Practical Steps Employers Can Take Now

Employers cannot eliminate the risk of employment litigation, but they can reduce the likelihood that a dispute becomes a high-exposure case. The following steps are especially important in the current environment:

1. Audit Policies and Practices

Employers should regularly review anti-discrimination, anti-harassment, retaliation, disability accommodation, leave, discipline, and complaint-reporting policies. Written policies should match actual practice, and employees should understand how to raise concerns.

2. Train Managers Before Problems Arise

Front-line supervisors are often the employer’s first line of defense — or the source of damaging evidence. Training should focus on recognizing protected complaints, escalating concerns, documenting performance issues, avoiding retaliatory conduct, and handling accommodation requests appropriately.

3. Document Decisions Contemporaneously

Good documentation should be accurate, timely, factual, and consistent. Employers should avoid vague statements, exaggerated criticisms, and unsupported conclusions. If a termination or discipline decision is later challenged, the record should show a clear and legitimate basis for the action.

4. Take Complaints Seriously

Employee complaints should be assessed promptly and objectively. Even informal complaints may constitute protected activity. Employers should document the intake, investigation steps, findings, remedial measures, and communications with the employee where appropriate.

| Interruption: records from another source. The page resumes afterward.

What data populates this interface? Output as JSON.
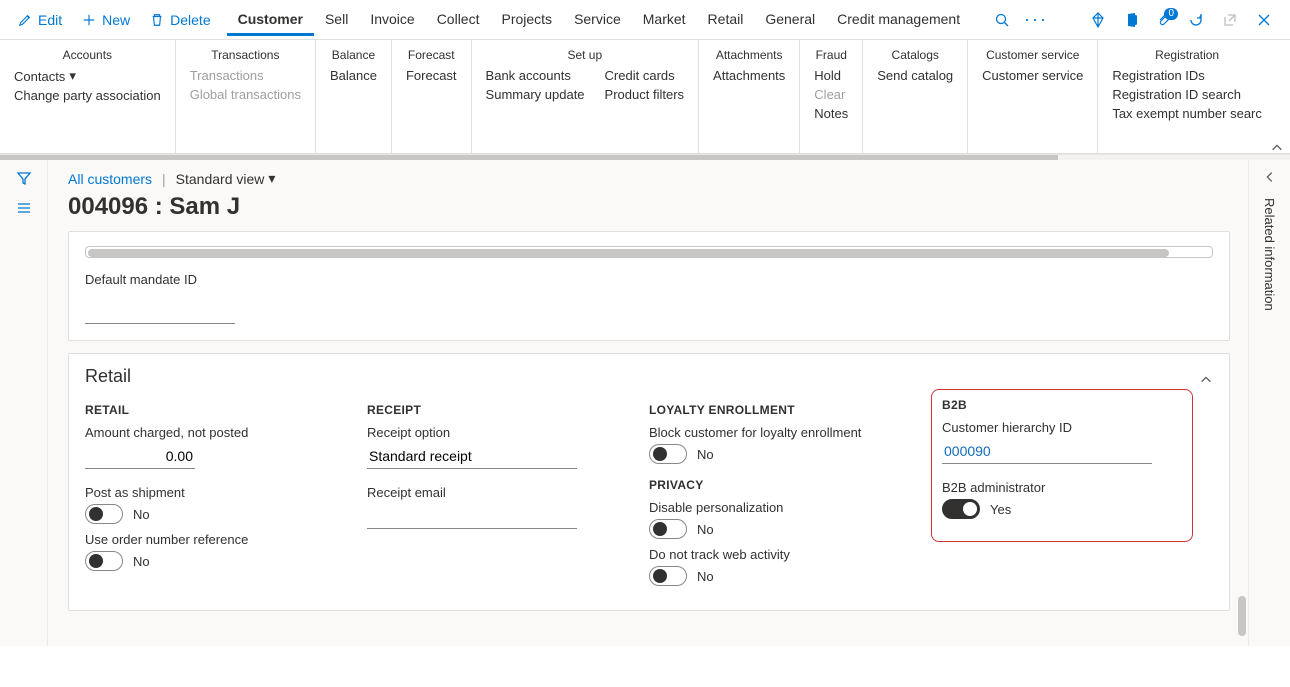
{
  "topbar": {
    "edit": "Edit",
    "new": "New",
    "delete": "Delete",
    "tabs": [
      "Customer",
      "Sell",
      "Invoice",
      "Collect",
      "Projects",
      "Service",
      "Market",
      "Retail",
      "General",
      "Credit management"
    ],
    "active_tab_index": 0,
    "notifications_count": "0"
  },
  "ribbon": {
    "groups": [
      {
        "title": "Accounts",
        "cols": [
          [
            "Contacts",
            "Change party association"
          ]
        ]
      },
      {
        "title": "Transactions",
        "cols": [
          [
            "Transactions",
            "Global transactions"
          ]
        ],
        "disabled": true
      },
      {
        "title": "Balance",
        "cols": [
          [
            "Balance"
          ]
        ]
      },
      {
        "title": "Forecast",
        "cols": [
          [
            "Forecast"
          ]
        ]
      },
      {
        "title": "Set up",
        "cols": [
          [
            "Bank accounts",
            "Summary update"
          ],
          [
            "Credit cards",
            "Product filters"
          ]
        ]
      },
      {
        "title": "Attachments",
        "cols": [
          [
            "Attachments"
          ]
        ]
      },
      {
        "title": "Fraud",
        "cols": [
          [
            "Hold",
            "Clear",
            "Notes"
          ]
        ],
        "disabled_items": [
          "Clear"
        ]
      },
      {
        "title": "Catalogs",
        "cols": [
          [
            "Send catalog"
          ]
        ]
      },
      {
        "title": "Customer service",
        "cols": [
          [
            "Customer service"
          ]
        ]
      },
      {
        "title": "Registration",
        "cols": [
          [
            "Registration IDs",
            "Registration ID search",
            "Tax exempt number searc"
          ]
        ]
      }
    ]
  },
  "breadcrumb": {
    "link": "All customers",
    "view": "Standard view"
  },
  "page_title": "004096 : Sam J",
  "mandate": {
    "label": "Default mandate ID",
    "value": ""
  },
  "retail": {
    "section_title": "Retail",
    "retail_group": "RETAIL",
    "amount_label": "Amount charged, not posted",
    "amount_value": "0.00",
    "post_as_shipment_label": "Post as shipment",
    "post_as_shipment_value": "No",
    "use_order_ref_label": "Use order number reference",
    "use_order_ref_value": "No",
    "receipt_group": "RECEIPT",
    "receipt_option_label": "Receipt option",
    "receipt_option_value": "Standard receipt",
    "receipt_email_label": "Receipt email",
    "receipt_email_value": "",
    "loyalty_group": "LOYALTY ENROLLMENT",
    "block_loyalty_label": "Block customer for loyalty enrollment",
    "block_loyalty_value": "No",
    "privacy_group": "PRIVACY",
    "disable_personalization_label": "Disable personalization",
    "disable_personalization_value": "No",
    "do_not_track_label": "Do not track web activity",
    "do_not_track_value": "No",
    "b2b_group": "B2B",
    "hierarchy_label": "Customer hierarchy ID",
    "hierarchy_value": "000090",
    "b2b_admin_label": "B2B administrator",
    "b2b_admin_value": "Yes"
  },
  "right_rail": {
    "label": "Related information"
  }
}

5. Reassess Litigation Strategy Early

Given the rising concern over nuclear verdicts, employers should evaluate litigation risk early and realistically. That includes reviewing problematic documents, identifying sympathetic facts, assessing witness credibility, considering venue risk, confirming insurance coverage, and determining whether early mediation may be appropriate.

The Bottom Line

Nuclear verdicts are reshaping how employers should think about employment claims. A case that appears manageable on paper can become significantly more dangerous if a jury views the employer’s conduct as unfair, retaliatory, indifferent, or inconsistent with its own policies.

For employers, the best defense remains proactive compliance: strong policies, trained managers, consistent documentation, prompt investigations, and early strategic evaluation of litigation risk. As verdicts continue to rise, employers that treat employment disputes as business-critical risk events — rather than routine personnel matters — will be better positioned to control exposure and avoid costly surprises.